Because your words are your thoughts verbalized, it is largely your words that make you clever. Seek, therefore, to describe things in a colorful and unorthodox manner:
“Hey, bartender, what’s that mint-green bottle that stands out so clearly among the multicolored glass?”
You see?
That’s good language.
Be persuasive.
How?
Learn facts and remember them.
Learn also to speak clearly and concisely, and always avoid jargon. This, without any doubt, is among the most persuasive and universal signs of cleverness there is:
The more clearly you present something, the more persuasive you are, and those who speak well speak briefly.
Learn quips, quotes, and anecdotes.
Learn many of them. Memorize them. Develop a deep well from which to draw so that you’re not just recycling the same three or four or five and sounding like a broken record.
Don’t use stale anecdotes.
It always delights a person when she or he hears a new story from an old friend.
Don’t use stale cliches:
“My heart was beating like a drum, and when the moment finally came it cut like a knife.”
Certain cliches, however, are colorful and even encouraged:
“Sharks? Well that’s a different kettle of fish entirely….”
This sort of cliche you should embrace and enthusiastically use.
Think of conversation as a stroll.
Small talk isn’t about content. It’s about commiseration.
It’s about making people feel relaxed.
When you ask someone for the time and you’re told how to build a clock, you’ll not easily move forward.
When, upon the other hand, you ask for the time, and you’re told:
“I don’t know. The battery in my phone died — and it is a sad pass indeed when a man like me can’t tell the time without his phone, don’t you agree?” — you’ll likely be put more at ease.
Small talk, I repeat, isn’t about content. It’s about mood.
Make your interlocutor relaxed and comfortable, and you’ve gotten off on the correct foot.
Never make a joke at someone else’s expense for the sake of a laugh.

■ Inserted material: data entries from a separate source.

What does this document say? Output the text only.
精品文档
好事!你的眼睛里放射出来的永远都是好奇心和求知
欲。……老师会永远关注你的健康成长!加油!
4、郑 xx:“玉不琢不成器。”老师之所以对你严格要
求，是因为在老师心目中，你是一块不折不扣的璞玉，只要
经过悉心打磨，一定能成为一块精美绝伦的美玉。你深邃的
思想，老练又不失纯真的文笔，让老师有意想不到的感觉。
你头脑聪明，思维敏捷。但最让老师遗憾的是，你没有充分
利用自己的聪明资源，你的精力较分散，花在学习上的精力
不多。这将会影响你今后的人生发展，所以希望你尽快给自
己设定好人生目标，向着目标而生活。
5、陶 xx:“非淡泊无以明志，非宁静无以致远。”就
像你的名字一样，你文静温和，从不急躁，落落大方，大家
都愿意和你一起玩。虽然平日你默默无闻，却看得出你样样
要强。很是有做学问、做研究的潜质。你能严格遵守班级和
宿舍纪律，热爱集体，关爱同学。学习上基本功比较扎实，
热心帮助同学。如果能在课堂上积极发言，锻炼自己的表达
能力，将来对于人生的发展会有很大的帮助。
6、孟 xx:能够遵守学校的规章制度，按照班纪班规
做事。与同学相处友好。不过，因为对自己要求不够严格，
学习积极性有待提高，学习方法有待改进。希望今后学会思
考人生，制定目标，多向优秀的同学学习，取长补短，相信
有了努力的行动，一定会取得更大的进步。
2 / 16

“Hey, baldie! Can you turn your head? The glare coming off you is blinding me.”
It’s tacky, it’s amateurish, and, worst of all, it’s fiercely unfunny.
Don’t ever ask “What do you do?”
Instead, say something like:
“What in life brings you bliss?”
(“God,” she answered. “I spend virtually all my time at work, and so I’m afraid there’s little time for bliss.” At which point, almost magically, many conversational options have suddenly opened up before you, among which is the fact that you are now — only now — at liberty to ask what it is that occupies her time so.)
Don’t use big or biggish words that you only partially understand.
Do cultivate a bigger vocabulary.
This is easier than you might think. Begin by learning fresher, less common words for standard things.
Instead of saying, for instance, “You look beautiful tonight,” try:
“You look particularly radiant this evening.”
Which, incidentally, I once heard a very kind and clever fellow say to a middle-age woman he knew, though only a little, who had just sat down next to him at the bar, and this woman, I swear to you, was walking on sunshine all night long from that one compliment alone.
Observe clever people and try to understand precisely what you find clever about them — and then copy that principle.
The most important thing of all:
Believe that you can become more clever.
Because you can.
Because it’s not how smart or clever you are.
It’s how smart and clever you want to be.